The Magnanimous Lover presents the nasty problem play. Of course our humiliation would not be complete without the "problem play." And the words that this play puts in the mouth of the Irish peasant girl!
My blood boiled as I listened. What on earth do our Irish peasants know about the nasty problems so much affected by certain writers of to-day? American newspaper correspondents have commented from time to time on the chastity of the Irish peasants, and even the hostile ones have marvelled at the complete absence of immorality among them. But what is that to the Irish National (?) dramatists?

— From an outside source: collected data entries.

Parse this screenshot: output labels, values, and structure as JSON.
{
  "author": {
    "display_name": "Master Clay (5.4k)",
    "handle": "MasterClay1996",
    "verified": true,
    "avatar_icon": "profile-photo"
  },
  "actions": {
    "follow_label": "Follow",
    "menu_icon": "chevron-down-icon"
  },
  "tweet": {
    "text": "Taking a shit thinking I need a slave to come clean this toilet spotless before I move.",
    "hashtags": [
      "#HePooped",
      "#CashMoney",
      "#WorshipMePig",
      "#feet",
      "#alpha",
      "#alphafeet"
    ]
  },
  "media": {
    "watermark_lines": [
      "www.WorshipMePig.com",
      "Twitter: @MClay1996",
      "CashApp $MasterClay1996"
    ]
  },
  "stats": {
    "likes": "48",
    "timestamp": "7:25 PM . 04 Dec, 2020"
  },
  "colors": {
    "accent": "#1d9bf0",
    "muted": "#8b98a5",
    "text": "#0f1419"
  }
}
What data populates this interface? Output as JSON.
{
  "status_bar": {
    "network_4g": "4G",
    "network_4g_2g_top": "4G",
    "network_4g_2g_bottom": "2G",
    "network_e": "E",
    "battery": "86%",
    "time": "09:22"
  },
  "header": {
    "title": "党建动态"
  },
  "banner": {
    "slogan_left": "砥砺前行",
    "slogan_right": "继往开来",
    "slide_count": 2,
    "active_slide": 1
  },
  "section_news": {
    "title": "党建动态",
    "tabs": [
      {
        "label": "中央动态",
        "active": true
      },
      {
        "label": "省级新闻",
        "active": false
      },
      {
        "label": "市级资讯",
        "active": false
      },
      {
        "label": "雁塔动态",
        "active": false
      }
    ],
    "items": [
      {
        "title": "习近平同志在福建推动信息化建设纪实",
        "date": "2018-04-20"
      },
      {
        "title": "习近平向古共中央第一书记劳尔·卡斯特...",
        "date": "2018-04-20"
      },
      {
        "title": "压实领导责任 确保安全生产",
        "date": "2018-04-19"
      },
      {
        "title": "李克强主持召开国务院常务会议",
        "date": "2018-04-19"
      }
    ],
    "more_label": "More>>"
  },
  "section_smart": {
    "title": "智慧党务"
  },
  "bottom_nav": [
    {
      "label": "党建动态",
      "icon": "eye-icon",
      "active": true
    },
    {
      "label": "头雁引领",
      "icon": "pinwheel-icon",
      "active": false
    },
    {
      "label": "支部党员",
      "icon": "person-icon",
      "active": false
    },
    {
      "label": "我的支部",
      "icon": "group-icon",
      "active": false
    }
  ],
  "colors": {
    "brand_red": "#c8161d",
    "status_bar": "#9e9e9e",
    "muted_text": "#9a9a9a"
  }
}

It is plain to be seen the self-styled Irish writers affect the present-day style in vogue among French writers. We have seen the result of all this as far as France is concerned. To-day that once proud nation is in a pitiable condition. And so the Abbey crowd would bring about the same undesirable conditions in Ireland if they could. By clever innuendo they would take all the splendid ideals and noble traditions away from the Irish and leave them with nothing high or [Page 313] holy to cling to. But the Abbey butchers will not succeed. They are reckoning without their host. The Irish character is too strong and too noble to be slain by such unworthy methods.
The plays taken as a whole have no literary merit. The backers of the plays preach about Art with a capital A, but they have no artistic merit, for art is truth, and the plays are not true. The great majority of the plays are made up of nothing more than a lot of "handy gab." You can hear the same any day, in any large city in Ireland, indulged in by a lot of "pot boys," or "corner boys," as they are sometimes called. (May I be permitted to use the American vulgarism, "can-rusher," to illustrate what is meant by "corner boy?") Nor is the conversation much more edifying than would be indulged in by those doubtful denizens.
With this dangerous enemy striking at the very strands of our life and from such a dangerous source, the necessity is greater than ever for the men and women of our beloved society to be earnest and honest in their efforts for the revival of Irish ideals. Brothers and Sisters everywhere, place a little history of Ireland in the hand of each little boy and little girl of the ancient race, and all the Lady Gregories in the world will not be able to destroy an atom of our splendid heritage.
1 Neither The Tinkers' Wedding nor Where there is Nothing has ever been given by our Company.–A. G.
1 The first performance of The Countess Cathleen was in 1899; Kathleen ni Houlihan was written in 1902.